Projet 0xA

0102 — Démarche artistique

Une photographie numérique est un signal avant d'être une image. Entre la lumière qui frappe le capteur et le fichier enregistré, le boîtier applique une chaîne d'opérations dont aucune n'est neutre : amplification, dématriçage, réduction de bruit, compression.

Les artefacts viennent du boîtier. Trames de couleur, décrochages, saturations : ils exposent les opérations que l'appareil exécute d'ordinaire sans les montrer.

Le résultat reste imprévisible. Deux prises faites avec le même réglage et le même point de contact ne donnent pas la même image. La quantité de glitch ne se règle pas.

0201 — Séries

03 — Au-delà des séries

04 — Le circuit bending

D’où ça vient

Le circuit bending consiste à modifier l'électronique d'un appareil pour lui faire produire autre chose que ce pour quoi il a été conçu. La technique naît en 1967 à Cincinnati. Reed Ghazala laisse un amplificateur de jouet ouvert dans un tiroir de bureau. Le circuit touche la paroi métallique, court-circuite, et sort un son que le fabricant n'avait pas prévu. Ghazala en fait une méthode, puis publie Circuit-Bending: Build Your Own Alien Instruments chez Wiley en 2005. La pratique reste longtemps musicale.

Où se situe l’intervention

Un appareil photographique numérique enregistre une image en quatre temps. La lumière traverse l'objectif et frappe le capteur. Le capteur produit un signal électrique analogique. Un convertisseur analogique-numérique traduit ce signal en valeurs chiffrées. Le processeur d'image assemble ces valeurs et écrit un fichier.

Le circuit bending photographique intervient au deuxième temps ou au troisième. Dans 0xA, Lux_Silica agit avant la capture, sur le trajet du signal du côté du capteur. Creatures_of_the_null agit après. L'intervention se fait alors sur la carte mère, là où la conversion a lieu.

On soude des résistances, des potentiomètres ou des interrupteurs entre des points du circuit qui ne communiquent pas dans le fonctionnement normal.
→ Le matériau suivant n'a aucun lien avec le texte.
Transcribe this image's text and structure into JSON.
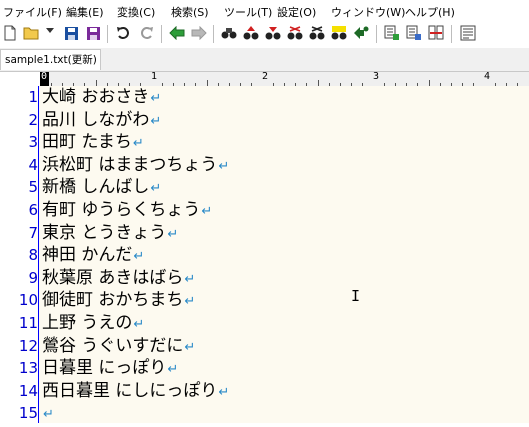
{
  "menu": [
    "ファイル(F)",
    "編集(E)",
    "変換(C)",
    "検索(S)",
    "ツール(T)",
    "設定(O)",
    "ウィンドウ(W)",
    "ヘルプ(H)"
  ],
  "tab": {
    "label": "sample1.txt(更新)"
  },
  "ruler": {
    "labels": [
      "0",
      "1",
      "2",
      "3",
      "4"
    ]
  },
  "editor": {
    "eol_symbol": "↵",
    "lines": [
      {
        "num": "1",
        "text": "大崎 おおさき"
      },
      {
        "num": "2",
        "text": "品川 しながわ"
      },
      {
        "num": "3",
        "text": "田町 たまち"
      },
      {
        "num": "4",
        "text": "浜松町 はままつちょう"
      },
      {
        "num": "5",
        "text": "新橋 しんばし"
      },
      {
        "num": "6",
        "text": "有町 ゆうらくちょう"
      },
      {
        "num": "7",
        "text": "東京 とうきょう"
      },
      {
        "num": "8",
        "text": "神田 かんだ"
      },
      {
        "num": "9",
        "text": "秋葉原 あきはばら"
      },
      {
        "num": "10",
        "text": "御徒町 おかちまち"
      },
      {
        "num": "11",
        "text": "上野 うえの"
      },
      {
        "num": "12",
        "text": "鶯谷 うぐいすだに"
      },
      {
        "num": "13",
        "text": "日暮里 にっぽり"
      },
      {
        "num": "14",
        "text": "西日暮里 にしにっぽり"
      },
      {
        "num": "15",
        "text": ""
      }
    ]
  },
  "cursor": {
    "glyph": "I"
  },
  "colors": {
    "line_number": "#0000cc",
    "eol": "#2a8ac8",
    "editor_bg": "#fdfaf0"
  }
}
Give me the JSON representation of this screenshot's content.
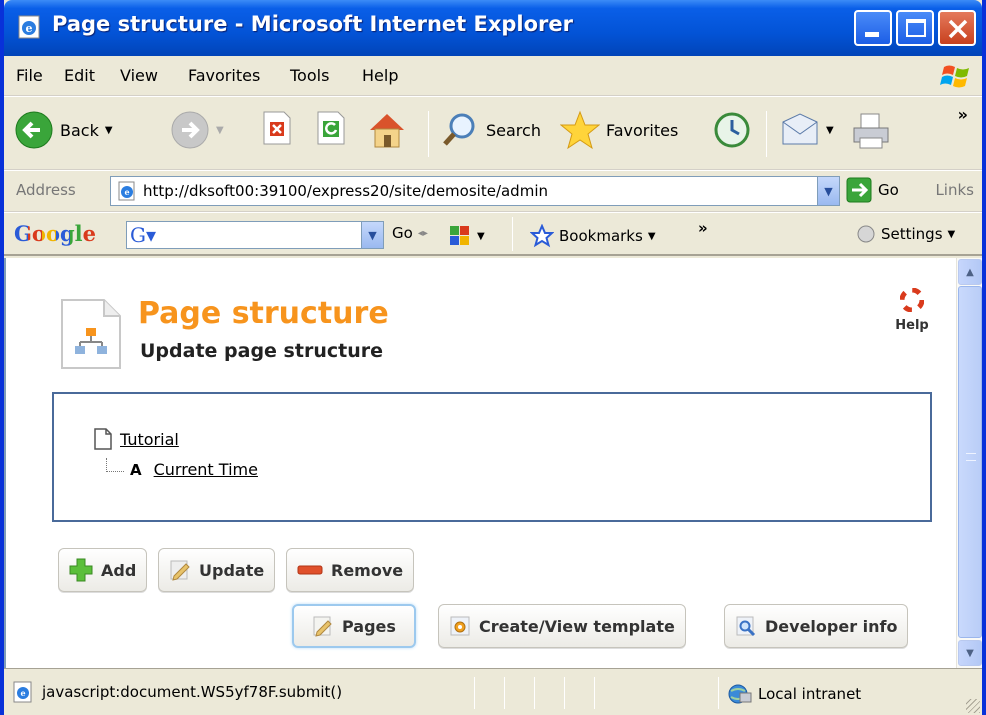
{
  "window": {
    "title": "Page structure - Microsoft Internet Explorer"
  },
  "menu": {
    "items": [
      "File",
      "Edit",
      "View",
      "Favorites",
      "Tools",
      "Help"
    ]
  },
  "toolbar": {
    "back_label": "Back",
    "search_label": "Search",
    "favorites_label": "Favorites",
    "more": "»"
  },
  "address": {
    "label": "Address",
    "url": "http://dksoft00:39100/express20/site/demosite/admin",
    "go_label": "Go",
    "links_label": "Links"
  },
  "google_toolbar": {
    "logo": "Google",
    "go_label": "Go",
    "bookmarks_label": "Bookmarks",
    "more": "»",
    "settings_label": "Settings"
  },
  "page": {
    "title": "Page structure",
    "subtitle": "Update page structure",
    "help_label": "Help",
    "tree": {
      "root": "Tutorial",
      "child_type": "A",
      "child": "Current Time"
    },
    "actions": {
      "add": "Add",
      "update": "Update",
      "remove": "Remove"
    },
    "nav": {
      "pages": "Pages",
      "template": "Create/View template",
      "developer": "Developer info"
    }
  },
  "status": {
    "text": "javascript:document.WS5yf78F.submit()",
    "zone": "Local intranet"
  },
  "colors": {
    "title_accent": "#f7941d",
    "xp_blue": "#0353d6",
    "frame": "#ece9d8"
  }
}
Le processeur reçoit alors des valeurs fausses. Il les traite comme si elles étaient justes et écrit un fichier valide. L'appareil ne signale aucune erreur. Il photographie ce qu'il croit voir.

Les boîtiers employés sont des compacts numériques des années 2000, principalement un Canon PowerShot G3, un Canon PowerShot A630, un HP Photosmart 433 et un Kodak EasyShare Z710. Tous ont plus de quinze ans. Tous sont équipés d'un capteur CCD, et c'est ce qui détermine le choix. Le CCD laisse accéder à une plus grande partie de l'électronique et donne un éventail de dysfonctionnements plus large que le CMOS.

Ce que ça donne

Les valeurs fausses se voient sous forme de dominantes de couleur, de bandes horizontales, de blocs déplacés et de zones où l'image se remplit de bruit. Chaque point de contact donne un résultat différent.

Le procédé se pilote mal. Le même geste refait deux fois ne redonne pas la même image. Une partie des modifications tue l'appareil, et un capteur grillé ne se répare pas. Le travail avance par séries d'essais et par pertes.

La quantité de glitch ne se règle pas davantage. Les images sortent un peu trop abîmées, ou pas assez. Obtenir un rendu précis suppose d'en produire beaucoup, puis de trier. Le tri fait partie du procédé. Dans 0xA, plus d'une trentaine de boîtiers ont été perdus depuis le début du projet, et les images conservées forment un fonds où plusieurs séries sont venues puiser.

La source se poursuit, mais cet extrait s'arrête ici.